For the past month I have been living on a dollar a day, which is below the international poverty line. A friend and I decided we wanted to see what it was like to live like most of the world who live in poverty, or as close to it as we can get. I calculated the cost of all the food, candles, propane, everything, even soap. The first week was by far the hardest—I craved sweet things, and was hungry all the time. I noticed a trend with my mood according to if I was hungry or full. When I was hungry it was hard to think about other things. As part of our experiment, Adam and I agreed that we could not ask for free food. But I never turned down any food that someone offered me! It didn’t matter what it was or if I was hungry, if someone offered food, I ate it. I lived almost entirely on lesheleshele (sorghum porridge) and roasted maize for the first week. After twelve days Adam dropped out, he said it making him really tired and not able to concentrate at work. His quitting made me less motivated, but I stuck with it. Although I no longer counted transport costs if it was for work purposes, I didn’t want it to affect my work. I also took two days off for Peace Corps get-togethers.

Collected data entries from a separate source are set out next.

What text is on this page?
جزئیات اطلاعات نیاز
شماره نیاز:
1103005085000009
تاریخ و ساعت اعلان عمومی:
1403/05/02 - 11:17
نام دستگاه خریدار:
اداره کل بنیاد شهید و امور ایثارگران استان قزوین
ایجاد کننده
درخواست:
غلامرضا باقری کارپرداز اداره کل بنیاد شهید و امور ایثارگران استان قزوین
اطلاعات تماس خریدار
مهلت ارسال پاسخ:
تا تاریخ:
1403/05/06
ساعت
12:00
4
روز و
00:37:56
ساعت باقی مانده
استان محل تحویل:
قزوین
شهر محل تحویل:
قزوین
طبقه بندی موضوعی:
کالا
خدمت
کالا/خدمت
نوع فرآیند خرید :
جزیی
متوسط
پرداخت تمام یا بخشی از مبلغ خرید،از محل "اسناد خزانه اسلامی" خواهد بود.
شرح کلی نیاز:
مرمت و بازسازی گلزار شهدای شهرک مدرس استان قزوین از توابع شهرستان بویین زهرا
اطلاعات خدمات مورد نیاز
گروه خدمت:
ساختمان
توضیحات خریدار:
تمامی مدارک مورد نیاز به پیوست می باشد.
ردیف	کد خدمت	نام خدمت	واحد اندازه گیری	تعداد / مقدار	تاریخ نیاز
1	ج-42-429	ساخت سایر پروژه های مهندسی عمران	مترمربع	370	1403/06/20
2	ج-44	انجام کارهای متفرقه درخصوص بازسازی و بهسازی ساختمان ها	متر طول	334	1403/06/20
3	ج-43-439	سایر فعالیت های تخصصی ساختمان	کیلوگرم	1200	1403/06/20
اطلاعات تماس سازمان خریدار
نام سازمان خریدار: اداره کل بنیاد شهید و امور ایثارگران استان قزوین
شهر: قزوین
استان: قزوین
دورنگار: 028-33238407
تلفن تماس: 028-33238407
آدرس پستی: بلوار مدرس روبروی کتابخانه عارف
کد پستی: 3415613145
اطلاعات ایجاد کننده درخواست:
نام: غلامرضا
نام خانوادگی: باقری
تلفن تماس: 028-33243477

By the second week I was getting jealous of my host family’s food. A definite change from before, I did not really like papa, which is the staple food. Papa is bland, has almost no flavor and no nutritional value. But my perception of food changed, taste and nutrition no longer were my main concerns, but how filling and cheap a food was, and papa is both. I started eating the same foods, cooked the same way, as basically everyone in my village. By the end of the month, I thought that I could keep doing this, no problem, if I wasn’t worried about nutrition and getting so little protein (and could include chocolate!).
In the end I averaged how much I spent per day, and I came in under a dollar, just 84 cents a day. Though I don’t pretend that I truly know what it is like to live on the poverty line, I was just testing myself, I still had the option to stop and it was only a month. But afterwards I did find myself really missing the traditional foods, the papa and meroho (chopped and cooked cabbage), foods I didn’t really like before. Eating together with my neighbors, and sharing their food, creates a kind of closeness or bond that’s hard to describe. But I feel much closer to my host family and neighbors, sharing food with them and understanding their lives a little better.